At the end of the day, one has to ask (as usual) whether this patient really needed to be treated at all, or whether he was a perfectly valid candidate for some form of expectant management (e.g., active surveillance). However, while we are still in a mindset for many patients that “I just want the cancer out,” the further development of laser-targeted prostate cancer would seem to be justifiable — if the early results continue to show promise.

9 Responses

  1. Doesn’t Barqawi head up the focal cryotherapy program at UC as well? Seems like an experimental playground for treating indolent cancer …

  2. Seems backwards. I would think that those with life threatening cancers should have the first access to experimental treatments.

  3. I’m not sure I would go quite that far. One way to look at this is that the best way to learn a technique like this is to start on patients who are at limited risk and then see if you can “work your way up” to being able to do it on those who would benefit most (presumably men with a small focus of Gleason 8-10 disease in one lobe).

  4. That would be true when you have some degree of comfort that they are at least as effective as currently available treatments. However, if I was diagnosed tomorrow with Gleason 9 localized prostate cancer, I don’t think I would be ready (yet) to forgo the known potential of an RP carried out by an acknowledged specialist in minimally invasive surgery to try laser-guided surgery. Maybe when Dr. B. has done a couple of dozen and has some follow-up data … but not yet! Others may be willing to take such a risk now, of course — and good luck to them.

  5. I agree. Any patient willing to be in the first group to try these things is braver than I am. And Barqawi is obviously attracted to being the first to perform such things.
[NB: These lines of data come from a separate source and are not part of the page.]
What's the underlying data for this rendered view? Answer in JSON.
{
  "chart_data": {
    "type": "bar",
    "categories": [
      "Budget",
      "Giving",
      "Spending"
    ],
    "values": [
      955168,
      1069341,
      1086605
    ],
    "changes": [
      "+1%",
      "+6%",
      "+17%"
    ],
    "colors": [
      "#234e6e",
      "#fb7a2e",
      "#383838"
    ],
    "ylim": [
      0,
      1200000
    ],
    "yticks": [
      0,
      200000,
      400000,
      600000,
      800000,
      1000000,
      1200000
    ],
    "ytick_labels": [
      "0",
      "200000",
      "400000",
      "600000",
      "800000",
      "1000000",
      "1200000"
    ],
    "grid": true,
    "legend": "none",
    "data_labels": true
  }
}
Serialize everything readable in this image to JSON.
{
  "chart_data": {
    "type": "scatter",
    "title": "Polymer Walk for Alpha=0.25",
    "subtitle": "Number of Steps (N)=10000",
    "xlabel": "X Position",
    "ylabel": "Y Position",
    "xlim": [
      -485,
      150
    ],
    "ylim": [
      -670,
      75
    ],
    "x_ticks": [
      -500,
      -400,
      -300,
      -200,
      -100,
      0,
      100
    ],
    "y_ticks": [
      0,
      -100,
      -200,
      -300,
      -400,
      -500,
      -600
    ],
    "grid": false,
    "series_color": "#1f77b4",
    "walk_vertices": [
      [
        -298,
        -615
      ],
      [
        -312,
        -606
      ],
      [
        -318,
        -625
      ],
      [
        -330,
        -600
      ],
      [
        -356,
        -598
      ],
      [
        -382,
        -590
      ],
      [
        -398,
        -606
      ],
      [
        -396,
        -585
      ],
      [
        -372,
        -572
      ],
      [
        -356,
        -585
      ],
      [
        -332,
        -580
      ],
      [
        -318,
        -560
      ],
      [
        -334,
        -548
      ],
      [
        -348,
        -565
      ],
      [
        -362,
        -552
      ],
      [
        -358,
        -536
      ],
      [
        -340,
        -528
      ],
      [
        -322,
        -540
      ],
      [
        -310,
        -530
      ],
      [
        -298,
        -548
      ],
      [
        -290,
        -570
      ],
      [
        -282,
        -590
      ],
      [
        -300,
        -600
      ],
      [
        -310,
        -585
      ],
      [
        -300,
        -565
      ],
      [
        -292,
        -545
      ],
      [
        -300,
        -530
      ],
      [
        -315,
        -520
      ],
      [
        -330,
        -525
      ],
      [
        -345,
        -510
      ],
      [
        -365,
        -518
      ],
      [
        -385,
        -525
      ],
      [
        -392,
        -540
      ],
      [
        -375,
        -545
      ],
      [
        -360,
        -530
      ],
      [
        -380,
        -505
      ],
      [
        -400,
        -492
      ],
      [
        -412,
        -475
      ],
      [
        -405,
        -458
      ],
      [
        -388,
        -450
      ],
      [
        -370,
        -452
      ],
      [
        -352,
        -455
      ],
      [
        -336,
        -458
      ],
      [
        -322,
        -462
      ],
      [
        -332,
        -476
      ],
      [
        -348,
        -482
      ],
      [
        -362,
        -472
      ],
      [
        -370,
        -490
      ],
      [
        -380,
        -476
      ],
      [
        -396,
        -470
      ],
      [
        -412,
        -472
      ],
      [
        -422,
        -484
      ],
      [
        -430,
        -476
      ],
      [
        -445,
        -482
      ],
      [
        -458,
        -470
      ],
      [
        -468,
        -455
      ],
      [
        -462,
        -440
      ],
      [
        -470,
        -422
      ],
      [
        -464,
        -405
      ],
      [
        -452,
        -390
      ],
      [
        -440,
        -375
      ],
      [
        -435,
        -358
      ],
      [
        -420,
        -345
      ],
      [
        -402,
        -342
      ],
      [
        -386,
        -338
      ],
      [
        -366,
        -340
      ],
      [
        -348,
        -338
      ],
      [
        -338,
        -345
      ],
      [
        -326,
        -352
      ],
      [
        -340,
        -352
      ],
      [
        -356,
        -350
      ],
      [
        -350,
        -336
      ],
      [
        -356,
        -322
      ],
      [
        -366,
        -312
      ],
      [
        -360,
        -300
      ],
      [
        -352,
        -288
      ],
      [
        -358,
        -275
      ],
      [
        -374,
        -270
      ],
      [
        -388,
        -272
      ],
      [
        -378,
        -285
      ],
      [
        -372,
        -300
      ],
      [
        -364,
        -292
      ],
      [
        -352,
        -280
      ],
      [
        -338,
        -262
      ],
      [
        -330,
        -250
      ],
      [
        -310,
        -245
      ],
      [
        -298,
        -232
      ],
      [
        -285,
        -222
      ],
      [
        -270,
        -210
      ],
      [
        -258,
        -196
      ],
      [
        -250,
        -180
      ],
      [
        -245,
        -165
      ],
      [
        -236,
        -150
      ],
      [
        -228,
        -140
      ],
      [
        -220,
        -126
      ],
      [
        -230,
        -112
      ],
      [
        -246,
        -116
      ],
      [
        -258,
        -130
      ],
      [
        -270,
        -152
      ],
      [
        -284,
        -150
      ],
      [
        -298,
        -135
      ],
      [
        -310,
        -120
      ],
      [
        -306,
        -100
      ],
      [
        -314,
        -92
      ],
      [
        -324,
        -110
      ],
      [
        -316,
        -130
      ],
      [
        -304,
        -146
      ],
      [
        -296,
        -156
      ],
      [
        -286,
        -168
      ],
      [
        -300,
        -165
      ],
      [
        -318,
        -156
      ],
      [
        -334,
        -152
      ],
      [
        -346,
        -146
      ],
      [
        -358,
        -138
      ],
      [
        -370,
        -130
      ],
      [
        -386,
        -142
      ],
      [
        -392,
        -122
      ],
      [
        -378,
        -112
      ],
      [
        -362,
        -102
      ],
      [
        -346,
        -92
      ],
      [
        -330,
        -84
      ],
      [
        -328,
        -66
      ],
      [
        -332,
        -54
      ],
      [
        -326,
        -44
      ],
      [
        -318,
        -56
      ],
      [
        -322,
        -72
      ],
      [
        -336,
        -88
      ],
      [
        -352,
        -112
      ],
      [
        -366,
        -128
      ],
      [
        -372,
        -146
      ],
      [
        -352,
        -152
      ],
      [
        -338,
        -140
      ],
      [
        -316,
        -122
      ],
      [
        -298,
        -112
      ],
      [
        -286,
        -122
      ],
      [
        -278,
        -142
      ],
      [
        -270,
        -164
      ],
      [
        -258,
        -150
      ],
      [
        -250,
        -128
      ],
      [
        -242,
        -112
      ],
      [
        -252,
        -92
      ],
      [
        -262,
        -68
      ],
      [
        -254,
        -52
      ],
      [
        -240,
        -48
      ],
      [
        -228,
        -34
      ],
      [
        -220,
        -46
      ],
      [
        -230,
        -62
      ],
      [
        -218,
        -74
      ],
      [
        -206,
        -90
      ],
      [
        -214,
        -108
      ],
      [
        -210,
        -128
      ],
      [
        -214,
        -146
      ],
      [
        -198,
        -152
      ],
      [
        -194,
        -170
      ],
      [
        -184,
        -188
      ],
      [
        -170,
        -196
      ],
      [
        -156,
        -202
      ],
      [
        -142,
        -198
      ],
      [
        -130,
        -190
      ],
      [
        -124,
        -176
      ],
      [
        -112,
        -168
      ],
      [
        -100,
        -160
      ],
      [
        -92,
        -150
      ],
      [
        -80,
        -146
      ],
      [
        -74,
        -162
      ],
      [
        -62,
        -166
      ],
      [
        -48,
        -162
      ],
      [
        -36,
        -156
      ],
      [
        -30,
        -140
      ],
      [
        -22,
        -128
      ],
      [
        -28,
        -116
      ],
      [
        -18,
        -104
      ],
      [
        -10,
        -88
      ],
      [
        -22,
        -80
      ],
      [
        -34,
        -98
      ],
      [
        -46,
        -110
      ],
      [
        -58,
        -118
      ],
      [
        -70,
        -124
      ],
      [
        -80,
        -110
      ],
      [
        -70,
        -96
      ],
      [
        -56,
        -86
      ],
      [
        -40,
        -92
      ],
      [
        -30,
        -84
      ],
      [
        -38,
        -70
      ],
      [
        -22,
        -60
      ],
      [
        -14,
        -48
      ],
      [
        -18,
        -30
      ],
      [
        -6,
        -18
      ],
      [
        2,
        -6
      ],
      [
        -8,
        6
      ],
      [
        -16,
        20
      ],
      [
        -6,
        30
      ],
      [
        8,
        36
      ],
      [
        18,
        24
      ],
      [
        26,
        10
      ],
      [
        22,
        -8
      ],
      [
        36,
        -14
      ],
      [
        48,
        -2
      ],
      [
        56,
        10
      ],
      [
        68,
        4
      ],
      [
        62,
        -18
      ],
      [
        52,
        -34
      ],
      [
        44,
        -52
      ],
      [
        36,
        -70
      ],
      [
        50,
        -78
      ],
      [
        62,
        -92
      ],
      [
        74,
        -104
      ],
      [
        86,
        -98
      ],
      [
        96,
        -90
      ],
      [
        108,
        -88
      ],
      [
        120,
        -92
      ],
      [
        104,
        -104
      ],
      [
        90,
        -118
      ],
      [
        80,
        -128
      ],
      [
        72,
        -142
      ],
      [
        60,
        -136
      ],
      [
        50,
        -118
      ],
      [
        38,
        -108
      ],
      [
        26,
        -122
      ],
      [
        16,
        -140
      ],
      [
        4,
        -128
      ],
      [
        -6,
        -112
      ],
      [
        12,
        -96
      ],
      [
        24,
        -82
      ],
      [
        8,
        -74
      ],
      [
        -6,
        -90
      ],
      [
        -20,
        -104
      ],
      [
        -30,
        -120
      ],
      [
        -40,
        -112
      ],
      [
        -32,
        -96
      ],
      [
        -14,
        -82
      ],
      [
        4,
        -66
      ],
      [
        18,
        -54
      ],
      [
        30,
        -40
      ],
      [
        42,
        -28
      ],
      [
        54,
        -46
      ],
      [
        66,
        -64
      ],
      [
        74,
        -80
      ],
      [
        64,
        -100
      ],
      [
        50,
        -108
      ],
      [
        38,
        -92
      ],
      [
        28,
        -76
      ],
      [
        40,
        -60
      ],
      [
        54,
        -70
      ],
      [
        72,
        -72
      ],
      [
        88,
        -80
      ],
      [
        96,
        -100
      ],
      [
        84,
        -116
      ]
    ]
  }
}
  6. PCa tumors are not thought to be SUDDEN, single eruptions, that appear one day but did not exist the day before. All indications are that they are slowly progressing clusters of cells, gradually turning from their benign state that encourages natural apoptosis cycles, into resistant malignancies made up of “out of control” cells that continue to multiply.

    Assuming this is the case, and considering the acknowledged limitations of current technology to identify very early occurring cellular changes (micro) and the multi-focal tendencies of the disease, what gives us any confidence that such focal treatment will ELIMINATE PCa? This is particularly true when one considers that approximately 20 to 30 percent of radical prostatectomy and radiation patients, EVENTUALLY, recur.

    It should be understood by newly diagnosed patients, that “focal” treatment, of any kind, has yet to prove itself in long range results and must be considered highly “experimental.” Providing that is clearly understood and the patient accepts the obvious risks inherent in such experiments, then he has the right to involve himself in such a “trial,” whether others think it is wise or not.

    When there are alternatives available, with known statistical findings exhibiting high rates of success, I guess I would tend to take the known over the unknown. If the rates of success were unusually low, as in SOME more advanced PCa cases, I would likely be far more eager to ride the investigational wave, and to do so with optimism. – John@newPCa.org (aka) az4peaks

  7. If and when imaging techniques are developed to reliably detect small prostate cancers, this technique could be used to treat them nearly as easily as small skin cancers that are removed when detected. Death from prostate cancer would become a thing of the past, or at least extremely rare.

    Unlike so much of the research we see published on this board, this is a step in right direction toward ending prostate cancer death in our time, and without the side effects so common to current main stream treatment methods.

  8. My biopsy showed very small rice grain tumor in one area of my prostate. I am looking for the right treatment for my specific condition and need advice and guidance. Please contact me either by phone or email. Thank you.

  9. Brian:

    We do not offer phone or e-mail consultation. However, if you join our social network we can certainly help you to understand the most appropriate options available to you for treatment … if treatment is even necessary at all.